“No-one cares, little man. Let’s go.”
Without further waffle, Snake pulled the squealing man to his feet and flung him into a nearby lane. He was wearing a trenchcoat and suit—both expensive. The man was skinny but Snake reckoned they’d fit him, after he took them from the soon-to-be-corpse.
“Waddya want?” the twerp cried out. Even in the darkness of the dead-end alley, he could see the fear in his eyes. It was delicious.
“Your f$%king heart on a platter, little pu$$yman.”
That sent him into hysterics. His cries bounced off the walls like ping pong balls. It was brilliant. Snake licked his lips and showed him his knife.
“I’m gonna use this on you, real slow. You’re gonna feel every bit of it, as I open you up like an envelope.”
The man was crying. Snake obligingly continued.
“I’m gonna put your intestines in your hands, and I’m gonna let you try put them back in. I’ll leave you with one eye, so as to see.”
The cries turned to broken screams. Cracked howls. The coward backed up to the end of the lane, facing his future butcher, his hands desperately clawing at the walls, as if hope lay somewhere behind the sodden bricks and mortar. “No,” he kept whimpering. “Please no.”
But Snake didn’t answer. He didn’t see. Something above caught his attention. The city’s buildings were world-renowned for their gothic design. Spikes and peaks and shuddering heights of black marble and grey slate. Gargoyles and half-faces peered down at him in judgement. Rain turned to sleet, and the sky was lightening ever so slightly, but there was no moon. Snake wasn’t religious, but something was up there, watching.
Waiting.
“All right, let’s get this over with,” he grumbled, mostly to himself.
He was now a mere six feet away from the shaking businessman. The pleasure, the anticipation, the foreplay, was dissolving like plastic in acid. There was still the tingle, the hint of what was to come, but he felt tense, as if a giant magnifying glass were over him and a giant eye was leaning in to peer at him.
Or maybe it was the drugs. He shrugged (and shuddered a little) and moved in.
A crunch, from above. Looking up, he frowned at those gargoyles. The businessman went to race past but Snake delivered a halting punch to the would-be escaper’s chin, knocking him flat. Those gargoyles...was there a new one there? That was nuts. But where there were five before, now a sixth... It was slimmer, it had long, thin horns. No, not horns, two slender spikes, and...
...its head was tilting slowly from left to right like a cat sighting a mouse...
The shape moved and leapt forwards and down, tendrils stretched out, its wings opening and rippling in the late night air, eyes glowing bright white, a snarl erupting from its chest.
Snake jumped back and waved his knife up at the plummeting demon, yelling out, turning to run away but two iron fists slammed down upon his shoulders, flattening him to the muddy tarmac. The beast landed upon him, the eyes inches from his own, and in a voice that surely originated from the lungs of Satan himself, he grunted three words.
“You’re mine now.”
Snake lost all sense of machismo. All the fizz had drained from his chest and loins. The kill was a long-distant dream. That poor helpless businessman was gone from his thoughts. Now there was just him, and this being from another place and time.
Those two fists struck again, this time plunging into his stomach. His blood burned like acid and he whined. A double-punch like no other. The hands, thick and black and leathery, wrapped around his throat and heaved him up off the ground and off his feet until they were dangling freely in the air. With all his courage of which there was very little, he forced himself to look into those white soulless eyes and cried out.
“Who are you?!”
The beast, shaped like a man but bulkier and tougher and ice cold, drew him close, seemed to consider something. The lips parted, curled to reveal teeth glinting bright white in the darkness. Then the head tilted, the eyes narrowed to silver slits, and it flung him out into the city streets, into the path of an oncoming police squad car. Its wheels skidded in the misty road surface and stopped dead a foot from his bloodied face.

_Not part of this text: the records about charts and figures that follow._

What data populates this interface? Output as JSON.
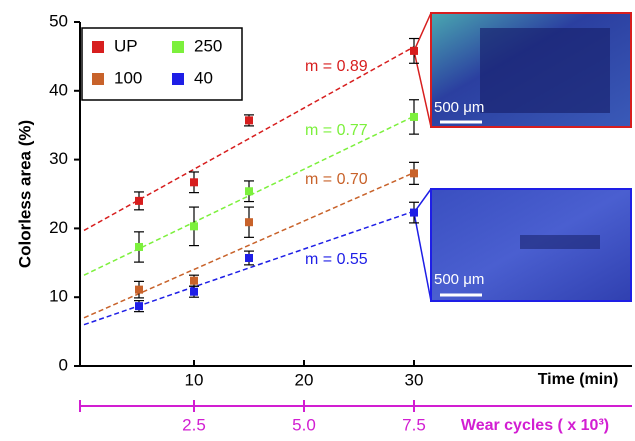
{
  "chart_data": {
    "type": "scatter",
    "x_label": "Time (min)",
    "y_label": "Colorless area (%)",
    "x2_label": "Wear cycles ( x 10³)",
    "x": [
      5,
      10,
      15,
      30
    ],
    "xlim": [
      0,
      50
    ],
    "xticks": [
      10,
      20,
      30
    ],
    "x2lim": [
      0,
      12.5
    ],
    "x2ticks": [
      2.5,
      {
        "value": 5,
        "label": "5.0"
      },
      7.5
    ],
    "ylim": [
      0,
      50
    ],
    "yticks": [
      0,
      10,
      20,
      30,
      40,
      50
    ],
    "trend_x": [
      0,
      30
    ],
    "series": [
      {
        "name": "UP",
        "color": "#d71e1e",
        "values": [
          24,
          26.7,
          35.7,
          45.8
        ],
        "errors": [
          1.3,
          1.5,
          0.8,
          1.8
        ],
        "trend": [
          19.7,
          46.4
        ],
        "slope_label": "m = 0.89"
      },
      {
        "name": "100",
        "color": "#c8622a",
        "values": [
          11.1,
          12.4,
          20.9,
          28
        ],
        "errors": [
          1.2,
          0.8,
          2.2,
          1.6
        ],
        "trend": [
          7.0,
          28.1
        ],
        "slope_label": "m = 0.70"
      },
      {
        "name": "250",
        "color": "#7cf03c",
        "values": [
          17.3,
          20.3,
          25.4,
          36.2
        ],
        "errors": [
          2.2,
          2.8,
          1.5,
          2.5
        ],
        "trend": [
          13.2,
          36.3
        ],
        "slope_label": "m = 0.77"
      },
      {
        "name": "40",
        "color": "#1e1ee6",
        "values": [
          8.7,
          10.8,
          15.7,
          22.3
        ],
        "errors": [
          0.8,
          0.8,
          1.0,
          1.5
        ],
        "trend": [
          6.0,
          22.5
        ],
        "slope_label": "m = 0.55"
      }
    ],
    "inset_labels": [
      "500 μm",
      "500 μm"
    ]
  }
}
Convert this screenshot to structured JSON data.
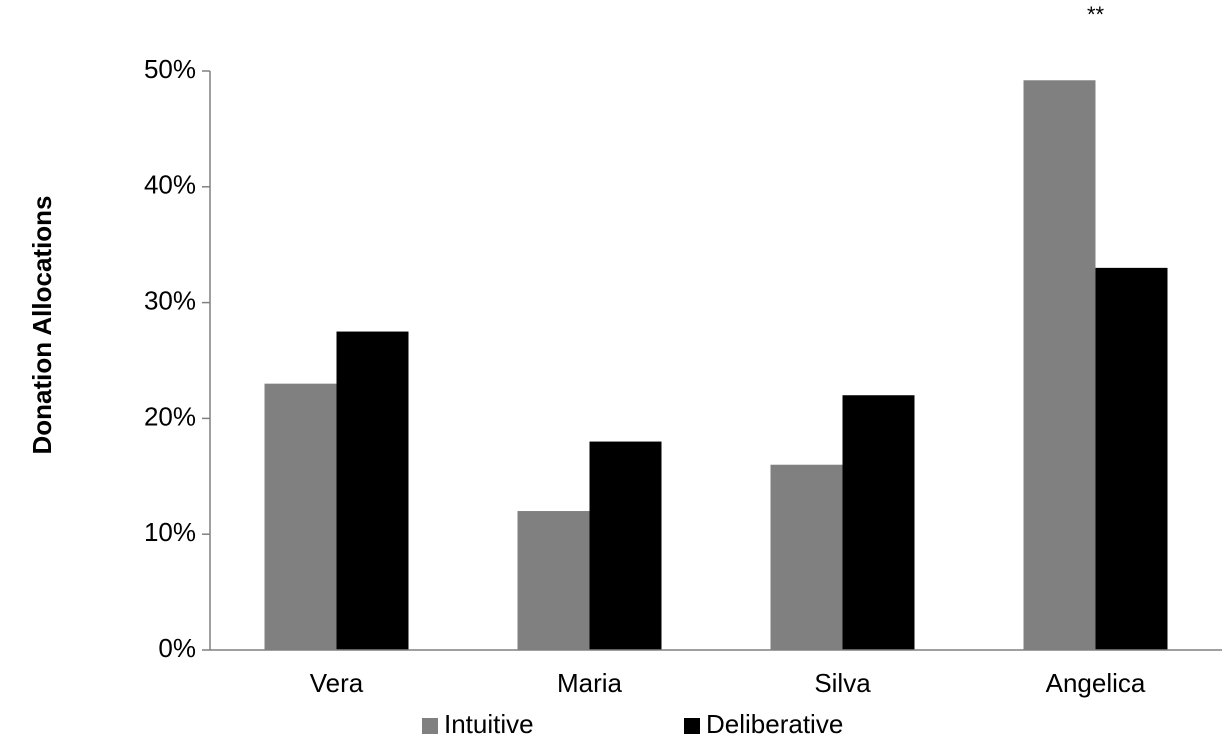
{
  "chart_data": {
    "type": "bar",
    "title": "",
    "xlabel": "",
    "ylabel": "Donation Allocations",
    "categories": [
      "Vera",
      "Maria",
      "Silva",
      "Angelica"
    ],
    "series": [
      {
        "name": "Intuitive",
        "values": [
          23,
          12,
          16,
          49.2
        ],
        "color": "#808080"
      },
      {
        "name": "Deliberative",
        "values": [
          27.5,
          18,
          22,
          33
        ],
        "color": "#000000"
      }
    ],
    "ylim": [
      0,
      50
    ],
    "yticks": [
      0,
      10,
      20,
      30,
      40,
      50
    ],
    "ytick_labels": [
      "0%",
      "10%",
      "20%",
      "30%",
      "40%",
      "50%"
    ],
    "grid": false,
    "legend_position": "bottom",
    "annotations": [
      {
        "category": "Angelica",
        "text": "**"
      }
    ]
  }
}
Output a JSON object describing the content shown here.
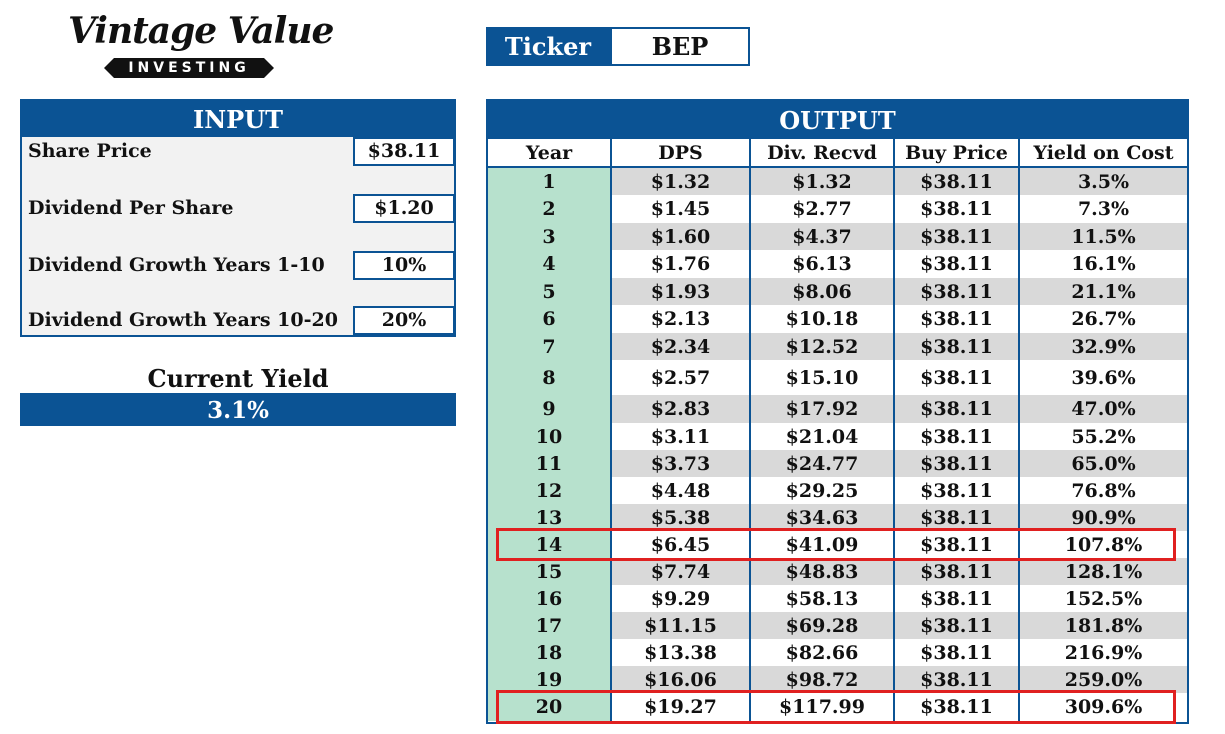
{
  "logo": {
    "script": "Vintage Value",
    "bar": "INVESTING"
  },
  "ticker": {
    "label": "Ticker",
    "value": "BEP"
  },
  "input": {
    "title": "INPUT",
    "rows": [
      {
        "label": "Share Price",
        "value": "$38.11"
      },
      {
        "label": "Dividend Per Share",
        "value": "$1.20"
      },
      {
        "label": "Dividend Growth Years 1-10",
        "value": "10%"
      },
      {
        "label": "Dividend Growth Years 10-20",
        "value": "20%"
      }
    ]
  },
  "current_yield": {
    "label": "Current Yield",
    "value": "3.1%"
  },
  "output": {
    "title": "OUTPUT",
    "columns": [
      "Year",
      "DPS",
      "Div. Recvd",
      "Buy Price",
      "Yield on Cost"
    ],
    "rows": [
      [
        "1",
        "$1.32",
        "$1.32",
        "$38.11",
        "3.5%"
      ],
      [
        "2",
        "$1.45",
        "$2.77",
        "$38.11",
        "7.3%"
      ],
      [
        "3",
        "$1.60",
        "$4.37",
        "$38.11",
        "11.5%"
      ],
      [
        "4",
        "$1.76",
        "$6.13",
        "$38.11",
        "16.1%"
      ],
      [
        "5",
        "$1.93",
        "$8.06",
        "$38.11",
        "21.1%"
      ],
      [
        "6",
        "$2.13",
        "$10.18",
        "$38.11",
        "26.7%"
      ],
      [
        "7",
        "$2.34",
        "$12.52",
        "$38.11",
        "32.9%"
      ],
      [
        "8",
        "$2.57",
        "$15.10",
        "$38.11",
        "39.6%"
      ],
      [
        "9",
        "$2.83",
        "$17.92",
        "$38.11",
        "47.0%"
      ],
      [
        "10",
        "$3.11",
        "$21.04",
        "$38.11",
        "55.2%"
      ],
      [
        "11",
        "$3.73",
        "$24.77",
        "$38.11",
        "65.0%"
      ],
      [
        "12",
        "$4.48",
        "$29.25",
        "$38.11",
        "76.8%"
      ],
      [
        "13",
        "$5.38",
        "$34.63",
        "$38.11",
        "90.9%"
      ],
      [
        "14",
        "$6.45",
        "$41.09",
        "$38.11",
        "107.8%"
      ],
      [
        "15",
        "$7.74",
        "$48.83",
        "$38.11",
        "128.1%"
      ],
      [
        "16",
        "$9.29",
        "$58.13",
        "$38.11",
        "152.5%"
      ],
      [
        "17",
        "$11.15",
        "$69.28",
        "$38.11",
        "181.8%"
      ],
      [
        "18",
        "$13.38",
        "$82.66",
        "$38.11",
        "216.9%"
      ],
      [
        "19",
        "$16.06",
        "$98.72",
        "$38.11",
        "259.0%"
      ],
      [
        "20",
        "$19.27",
        "$117.99",
        "$38.11",
        "309.6%"
      ]
    ],
    "highlighted_years": [
      "14",
      "20"
    ]
  },
  "colors": {
    "header_blue": "#0b5394",
    "year_green": "#b7e1cd",
    "row_shade": "#d9d9d9",
    "highlight_red": "#e02020"
  }
}
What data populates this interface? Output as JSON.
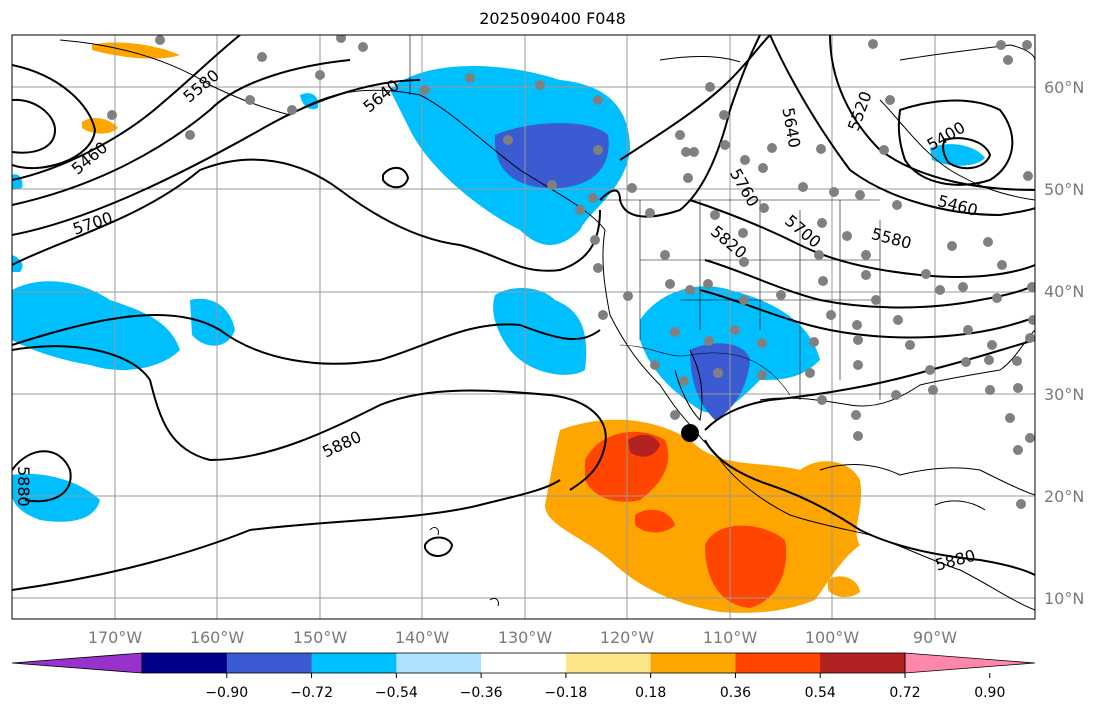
{
  "title": "2025090400 F048",
  "lat_labels": [
    "60°N",
    "50°N",
    "40°N",
    "30°N",
    "20°N",
    "10°N"
  ],
  "lon_labels": [
    "170°W",
    "160°W",
    "150°W",
    "140°W",
    "130°W",
    "120°W",
    "110°W",
    "100°W",
    "90°W"
  ],
  "contour_labels": [
    "5460",
    "5580",
    "5640",
    "5700",
    "5640",
    "5520",
    "5400",
    "5760",
    "5820",
    "5700",
    "5580",
    "5460",
    "5880",
    "5880",
    "5880"
  ],
  "colorbar": {
    "ticks": [
      "−0.90",
      "−0.72",
      "−0.54",
      "−0.36",
      "−0.18",
      "0.18",
      "0.36",
      "0.54",
      "0.72",
      "0.90"
    ],
    "colors": [
      "#9932cc",
      "#00008b",
      "#3a5bd1",
      "#00bfff",
      "#b0e2ff",
      "#ffffff",
      "#ffe58a",
      "#ffa500",
      "#ff4500",
      "#b22222",
      "#ff88aa"
    ]
  }
}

Heart pounding, body trembling, he looked back into the lane, the dark pit from which he thought he would never return, the deep chasm from which that awful creature now leapt, back onto the maze of rooftops and belltowers and watching gargoyles, racing and running like a man fused with the worst of mortal nightmares, all jagged edges and flapping wings and furious empty eyes. He felt not the grip of two policemen throwing him into the back of the car, he cared not for the fate that awaited him.
All he could think about was that horrid marking across the demon’s chest, the golden circle, broken at its centre by the slender outline of a giant bat.